Глава вторая
Человек с "Одиссея"
От Махинджаури, куда светловолосый пассажир "Одиссея" добрался рейсовым автобусом, путь его лежал на север, и ехал он, если можно так выразиться, на перекладных, то есть на попутных машинах. Обычно на окраине очередного населенного пункта он "голосовал", и кто-нибудь обязательно его подсаживал. Это были автомобили самых различных марок и назначений - и "Жигули", и самосвалы, и молоковозы, и легковые со строгими надписями по борту: "Связь" или "Специальная", а один раз его подвез даже огромный желтый автокран КрАЗ. У пассажира был только черный потертый портфель, и это намного облегчало путешествие. Плохо ли, хорошо ли, но на четвертые сутки он добрался до большого города С.

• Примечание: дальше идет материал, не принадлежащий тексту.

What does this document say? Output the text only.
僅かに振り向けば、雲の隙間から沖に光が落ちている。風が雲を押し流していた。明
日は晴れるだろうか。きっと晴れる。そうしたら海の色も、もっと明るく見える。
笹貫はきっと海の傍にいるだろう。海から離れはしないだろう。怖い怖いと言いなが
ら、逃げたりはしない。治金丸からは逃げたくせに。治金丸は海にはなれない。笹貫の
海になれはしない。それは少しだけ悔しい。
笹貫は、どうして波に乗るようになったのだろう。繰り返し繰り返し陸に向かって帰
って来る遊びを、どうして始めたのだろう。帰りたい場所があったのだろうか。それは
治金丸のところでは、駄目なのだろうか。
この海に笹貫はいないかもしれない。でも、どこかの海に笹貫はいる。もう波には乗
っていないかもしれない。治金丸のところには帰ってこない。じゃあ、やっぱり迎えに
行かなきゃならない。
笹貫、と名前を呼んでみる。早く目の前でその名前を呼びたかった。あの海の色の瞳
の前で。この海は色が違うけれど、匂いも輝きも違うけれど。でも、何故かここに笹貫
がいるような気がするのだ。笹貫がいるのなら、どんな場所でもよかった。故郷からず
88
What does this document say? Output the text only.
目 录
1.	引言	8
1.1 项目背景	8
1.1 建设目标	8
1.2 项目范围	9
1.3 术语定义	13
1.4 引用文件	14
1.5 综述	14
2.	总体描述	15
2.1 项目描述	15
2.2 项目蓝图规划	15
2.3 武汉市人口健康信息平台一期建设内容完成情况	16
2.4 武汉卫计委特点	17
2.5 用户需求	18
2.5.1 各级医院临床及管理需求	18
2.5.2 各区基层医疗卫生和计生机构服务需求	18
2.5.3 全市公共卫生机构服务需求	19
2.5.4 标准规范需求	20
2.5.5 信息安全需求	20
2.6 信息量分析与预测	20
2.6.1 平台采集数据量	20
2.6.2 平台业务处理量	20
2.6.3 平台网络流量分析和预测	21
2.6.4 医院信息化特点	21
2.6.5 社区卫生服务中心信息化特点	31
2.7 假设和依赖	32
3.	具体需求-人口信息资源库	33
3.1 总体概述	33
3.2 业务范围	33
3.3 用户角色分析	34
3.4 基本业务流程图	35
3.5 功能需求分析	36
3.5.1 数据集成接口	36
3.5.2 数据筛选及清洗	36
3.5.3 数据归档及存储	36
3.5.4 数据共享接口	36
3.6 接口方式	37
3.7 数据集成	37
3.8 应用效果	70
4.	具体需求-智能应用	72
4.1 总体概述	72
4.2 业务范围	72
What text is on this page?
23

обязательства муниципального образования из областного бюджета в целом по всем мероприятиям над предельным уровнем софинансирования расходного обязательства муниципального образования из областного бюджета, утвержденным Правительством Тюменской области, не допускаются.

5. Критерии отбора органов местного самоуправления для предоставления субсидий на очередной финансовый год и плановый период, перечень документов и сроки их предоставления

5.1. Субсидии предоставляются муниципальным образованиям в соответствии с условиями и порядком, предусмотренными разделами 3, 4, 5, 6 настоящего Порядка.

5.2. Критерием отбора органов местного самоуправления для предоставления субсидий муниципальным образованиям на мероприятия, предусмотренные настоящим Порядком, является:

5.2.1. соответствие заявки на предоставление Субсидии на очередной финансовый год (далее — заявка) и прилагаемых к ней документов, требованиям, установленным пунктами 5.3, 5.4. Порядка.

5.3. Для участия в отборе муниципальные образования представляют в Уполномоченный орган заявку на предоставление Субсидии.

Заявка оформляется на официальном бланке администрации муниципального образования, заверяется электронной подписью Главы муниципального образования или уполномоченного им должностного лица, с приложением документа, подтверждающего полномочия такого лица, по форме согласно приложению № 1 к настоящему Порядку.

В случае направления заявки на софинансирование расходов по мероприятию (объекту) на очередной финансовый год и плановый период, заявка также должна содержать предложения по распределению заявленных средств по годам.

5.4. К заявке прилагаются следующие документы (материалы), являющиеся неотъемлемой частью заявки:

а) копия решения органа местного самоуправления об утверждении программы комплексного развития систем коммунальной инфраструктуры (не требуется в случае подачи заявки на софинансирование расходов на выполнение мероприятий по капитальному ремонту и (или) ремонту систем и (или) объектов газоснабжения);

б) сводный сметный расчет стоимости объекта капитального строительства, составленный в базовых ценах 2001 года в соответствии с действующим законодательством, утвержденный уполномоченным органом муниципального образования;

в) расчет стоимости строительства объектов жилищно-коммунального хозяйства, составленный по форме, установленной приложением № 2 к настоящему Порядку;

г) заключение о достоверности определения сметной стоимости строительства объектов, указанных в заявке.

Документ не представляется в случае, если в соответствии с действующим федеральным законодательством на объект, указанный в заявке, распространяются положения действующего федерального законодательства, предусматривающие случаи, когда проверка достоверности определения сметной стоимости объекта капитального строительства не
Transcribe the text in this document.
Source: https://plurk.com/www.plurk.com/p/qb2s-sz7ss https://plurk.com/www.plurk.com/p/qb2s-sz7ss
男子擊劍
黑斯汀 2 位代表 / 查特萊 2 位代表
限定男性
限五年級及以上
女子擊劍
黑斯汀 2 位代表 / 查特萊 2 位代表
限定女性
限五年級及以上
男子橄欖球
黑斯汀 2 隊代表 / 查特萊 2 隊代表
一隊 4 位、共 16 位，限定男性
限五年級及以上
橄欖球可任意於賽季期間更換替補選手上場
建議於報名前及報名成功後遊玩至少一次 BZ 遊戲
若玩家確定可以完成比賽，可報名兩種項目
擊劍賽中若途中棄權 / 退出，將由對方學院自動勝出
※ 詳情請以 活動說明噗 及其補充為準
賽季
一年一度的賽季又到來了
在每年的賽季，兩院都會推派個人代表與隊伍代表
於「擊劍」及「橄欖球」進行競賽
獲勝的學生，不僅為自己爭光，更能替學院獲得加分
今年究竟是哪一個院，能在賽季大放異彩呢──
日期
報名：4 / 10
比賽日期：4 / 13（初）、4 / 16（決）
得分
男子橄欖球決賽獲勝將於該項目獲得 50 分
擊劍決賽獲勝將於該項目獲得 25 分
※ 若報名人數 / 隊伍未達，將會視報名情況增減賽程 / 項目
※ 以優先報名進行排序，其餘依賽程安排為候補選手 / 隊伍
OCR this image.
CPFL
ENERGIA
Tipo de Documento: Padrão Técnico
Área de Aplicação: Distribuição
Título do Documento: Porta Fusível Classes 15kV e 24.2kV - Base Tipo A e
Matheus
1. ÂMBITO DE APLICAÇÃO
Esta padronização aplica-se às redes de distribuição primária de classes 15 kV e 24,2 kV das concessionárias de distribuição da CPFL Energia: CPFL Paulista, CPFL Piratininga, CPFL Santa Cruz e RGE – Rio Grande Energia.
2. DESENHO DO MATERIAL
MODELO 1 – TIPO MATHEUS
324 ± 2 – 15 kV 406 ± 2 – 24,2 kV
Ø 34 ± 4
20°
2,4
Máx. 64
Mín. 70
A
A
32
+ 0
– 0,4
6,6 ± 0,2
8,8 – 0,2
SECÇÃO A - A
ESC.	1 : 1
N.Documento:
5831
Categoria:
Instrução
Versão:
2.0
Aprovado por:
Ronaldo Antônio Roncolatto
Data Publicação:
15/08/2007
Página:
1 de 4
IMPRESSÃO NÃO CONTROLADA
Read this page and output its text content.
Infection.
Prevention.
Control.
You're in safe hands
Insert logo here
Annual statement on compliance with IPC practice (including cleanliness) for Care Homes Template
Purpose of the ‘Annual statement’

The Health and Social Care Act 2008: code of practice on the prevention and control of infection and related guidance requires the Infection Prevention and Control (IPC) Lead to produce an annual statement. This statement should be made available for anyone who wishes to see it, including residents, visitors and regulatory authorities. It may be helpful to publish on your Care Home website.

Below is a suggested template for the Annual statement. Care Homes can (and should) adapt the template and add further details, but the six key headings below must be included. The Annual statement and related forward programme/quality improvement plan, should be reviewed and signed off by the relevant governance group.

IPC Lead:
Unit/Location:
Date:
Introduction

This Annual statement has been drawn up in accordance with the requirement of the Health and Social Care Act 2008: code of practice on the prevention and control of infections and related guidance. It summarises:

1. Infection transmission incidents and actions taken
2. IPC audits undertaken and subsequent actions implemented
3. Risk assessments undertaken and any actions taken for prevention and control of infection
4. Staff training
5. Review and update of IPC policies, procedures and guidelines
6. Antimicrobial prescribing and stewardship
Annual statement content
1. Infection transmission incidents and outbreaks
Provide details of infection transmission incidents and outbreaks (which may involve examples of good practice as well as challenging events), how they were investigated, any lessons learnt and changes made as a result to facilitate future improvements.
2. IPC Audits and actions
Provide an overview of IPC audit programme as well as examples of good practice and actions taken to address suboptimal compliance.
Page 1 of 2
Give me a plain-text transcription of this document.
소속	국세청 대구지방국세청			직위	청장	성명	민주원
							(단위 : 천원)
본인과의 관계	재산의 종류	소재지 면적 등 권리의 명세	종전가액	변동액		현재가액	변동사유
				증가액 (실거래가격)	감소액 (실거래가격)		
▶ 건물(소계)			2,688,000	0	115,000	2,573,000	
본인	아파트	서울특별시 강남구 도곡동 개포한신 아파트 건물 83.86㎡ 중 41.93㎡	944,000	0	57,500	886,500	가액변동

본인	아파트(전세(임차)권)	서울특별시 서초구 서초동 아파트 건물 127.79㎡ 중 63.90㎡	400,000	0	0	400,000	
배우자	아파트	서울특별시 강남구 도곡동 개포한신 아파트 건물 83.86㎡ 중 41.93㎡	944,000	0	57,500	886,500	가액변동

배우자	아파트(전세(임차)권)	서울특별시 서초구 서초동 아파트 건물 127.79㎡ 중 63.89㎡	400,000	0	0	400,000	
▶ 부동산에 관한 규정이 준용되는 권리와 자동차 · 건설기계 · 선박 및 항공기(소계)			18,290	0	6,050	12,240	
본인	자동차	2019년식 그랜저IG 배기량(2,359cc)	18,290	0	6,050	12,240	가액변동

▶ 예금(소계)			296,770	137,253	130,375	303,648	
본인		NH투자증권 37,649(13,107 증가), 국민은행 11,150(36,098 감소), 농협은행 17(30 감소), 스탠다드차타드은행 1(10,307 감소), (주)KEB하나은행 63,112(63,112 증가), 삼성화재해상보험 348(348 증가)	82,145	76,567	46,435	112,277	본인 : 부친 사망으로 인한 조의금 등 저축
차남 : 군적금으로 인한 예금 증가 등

Именно такой способ передвижения был обусловлен инструкцией, данной ему центром. Железнодорожный транспорт инструкция категорически исключала.
Но, кроме необходимости передвигаться к намеченному пункту оседания, существовала еще необходимость как-то питаться. По инструкции он должен был покупать пищу в магазинах, то есть жить на сухомятке. В крайнем случае разрешалось пользоваться небольшими кафе и закусочными, но ни при каких условиях не появляться в ресторанах. А спать ему рекомендовалось где угодно, но только не в гостиницах и вокзалах. Так оно и шло до города С.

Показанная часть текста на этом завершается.